15
votes

I am wondering if there's a "best" approach to having a space before and after the equal sign in a HTML page when you write it down. It seems like no one is using this, but for me it seems fairly natural coming from programming languages that have this printed in their basic code style. So, is there any standard that you have to not use space before and after the equal sign of an attribute of an HTML element ?

5

5 Answers

32
votes

Not having a space delimiter between attribute name and its value actually improves the readability, as it visually shows the coupling between these. Here's an example.

No spaces delimiter:

<link rel="stylesheet" type="text/css" href="/css/screen-iphone.css" title="My Site" media="only screen and (max-device-width: 480px)" />

Space delimiter:

<link rel = "stylesheet" type = "text/css" href = "/css/screen-iphone.css" title = "My Site" media = "only screen and (max-device-width: 480px)" />
7
votes

By the standards, I don't think it matters. However, I think the extra spaces make the code look cluttered.

<link rel="stylesheet" type="text/css" href="overall.css" />

looks more like a tag with name/value pairs, as opposed to

<link rel = "stylesheet" type = "text/css" href = "overall.css" />

which looks more like a string of tokens to me.

I think this largely comes from the fact that the attributes themselves are space-delimited; The end of a value and the beginning of an attribute are separated by a space, so any extra spaces only confuse things.

6
votes

I prefer not to use spaces before and after, saves me 2 bytes per attribute. Can quickly add up 500 attributes = 1K (where 1K = 1000 bytes not 1024!)

5
votes

To specifically answer your question, following the HTML5 spec, there is no standard stating that you do not use spaces to surround your equal signs when assigning attributes.

Technically, you can use zero or more spaces on either side of your equal sign whether you use unquoted, single-quoted, or double-quoted attribute values.
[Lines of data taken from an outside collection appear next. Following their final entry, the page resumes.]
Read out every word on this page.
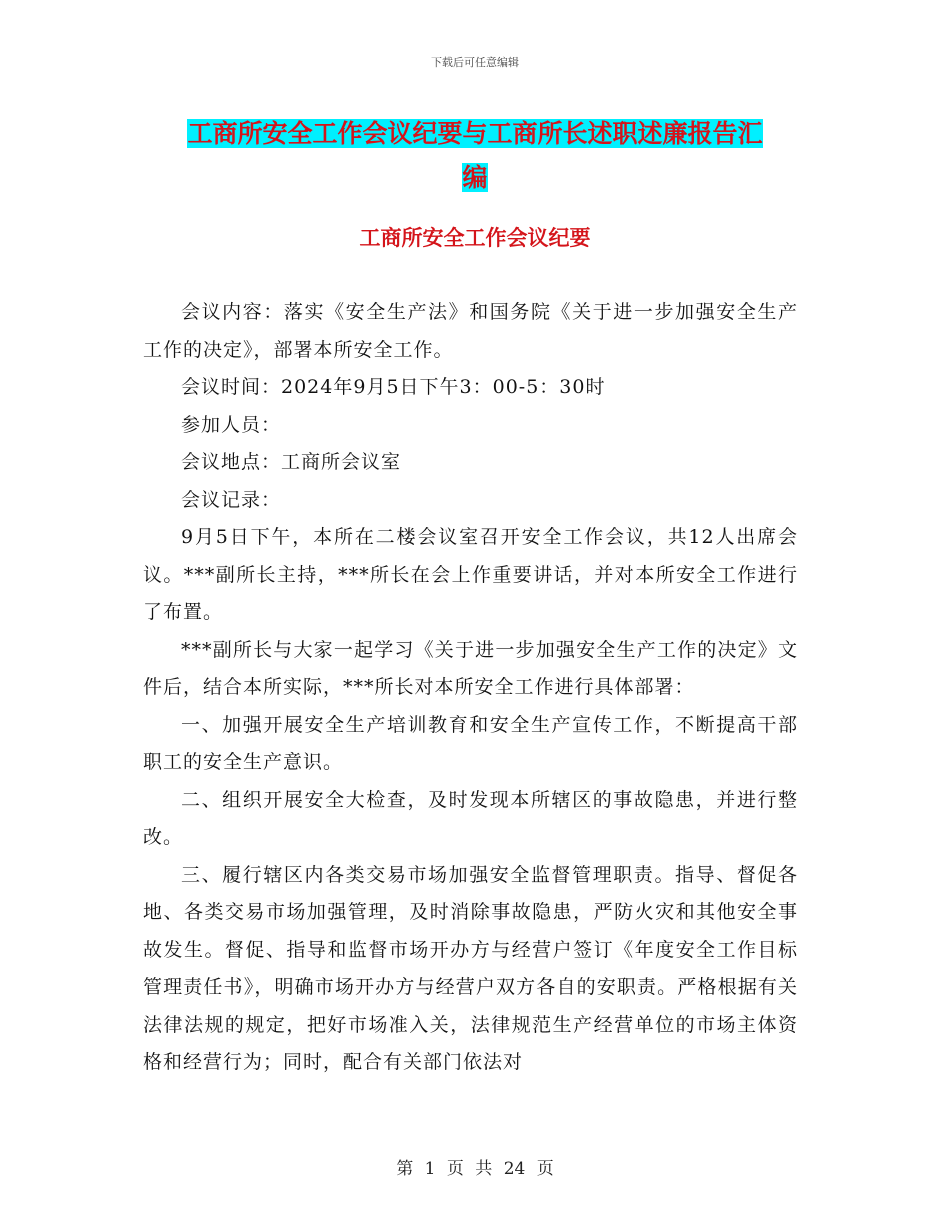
下载后可任意编辑
工商所安全工作会议纪要与工商所长述职述廉报告汇
编
工商所安全工作会议纪要

会议内容：落实《安全生产法》和国务院《关于进一步加强安全生产工作的决定》，部署本所安全工作。

会议时间：2024年9月5日下午3：00-5：30时

参加人员：

会议地点：工商所会议室

会议记录：

9月5日下午，本所在二楼会议室召开安全工作会议，共12人出席会议。***副所长主持，***所长在会上作重要讲话，并对本所安全工作进行了布置。

***副所长与大家一起学习《关于进一步加强安全生产工作的决定》文件后，结合本所实际，***所长对本所安全工作进行具体部署：

一、加强开展安全生产培训教育和安全生产宣传工作，不断提高干部职工的安全生产意识。

二、组织开展安全大检查，及时发现本所辖区的事故隐患，并进行整改。

三、履行辖区内各类交易市场加强安全监督管理职责。指导、督促各地、各类交易市场加强管理，及时消除事故隐患，严防火灾和其他安全事故发生。督促、指导和监督市场开办方与经营户签订《年度安全工作目标管理责任书》，明确市场开办方与经营户双方各自的安职责。严格根据有关法律法规的规定，把好市场准入关，法律规范生产经营单位的市场主体资格和经营行为；同时，配合有关部门依法对

第 1 页 共 24 页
However, depending on which of those you use different characters are disallowed in the values.

Whether it is advisable to do so or not by convention (rather than standard), the rest of the answers have already covered.

From the HTML5 spec:

Unquoted attribute value syntax
The attribute name, followed by zero or more space characters, followed by a single U+003D EQUALS SIGN character, followed by zero or more space characters, followed by the attribute value, which, in addition to the requirements given above for attribute values, must not contain any literal space characters, any U+0022 QUOTATION MARK characters ("), U+0027 APOSTROPHE characters ('), U+003D EQUALS SIGN characters (=), U+003C LESS-THAN SIGN characters (<), U+003E GREATER-THAN SIGN characters (>), or U+0060 GRAVE ACCENT characters (`), and must not be the empty string.

If an attribute using the unquoted attribute syntax is to be followed by another attribute or by the optional U+002F SOLIDUS character (/) allowed in step 6 of the start tag syntax above, then there must be a space character separating the two.

Single-quoted attribute value syntax
The attribute name, followed by zero or more space characters, followed by a single U+003D EQUALS SIGN character, followed by zero or more space characters, followed by a single U+0027 APOSTROPHE character ('), followed by the attribute value, which, in addition to the requirements given above for attribute values, must not contain any literal U+0027 APOSTROPHE characters ('), and finally followed by a second single U+0027 APOSTROPHE character (').

If an attribute using the single-quoted attribute syntax is to be followed by another attribute, then there must be a space character separating the two.

Double-quoted attribute value syntax
The attribute name, followed by zero or more space characters, followed by a single U+003D EQUALS SIGN character, followed by zero or more space characters, followed by a single U+0022 QUOTATION MARK character ("), followed by the attribute value, which, in addition to the requirements given above for attribute values, must not contain any literal U+0022 QUOTATION MARK characters ("), and finally followed by a second single U+0022 QUOTATION MARK character (").

2
votes

No one uses the spaced style simply because is easier for the eye to pick up the attribute-value pair when they are close together. The equal sign, the quotes and the fact that the attribute is always on the left and the value on the right is a clear enough visual delimiter, adding spaces breaks this effect and adds unnecessary bytes to the file.

I suggest you not to add spaces but maybe use an editor with code highlight for HTML (Notepad++ would do the trick, but I strongly suggest you to use a real editor, like Aptana Studio standalone or plugin for Eclipse).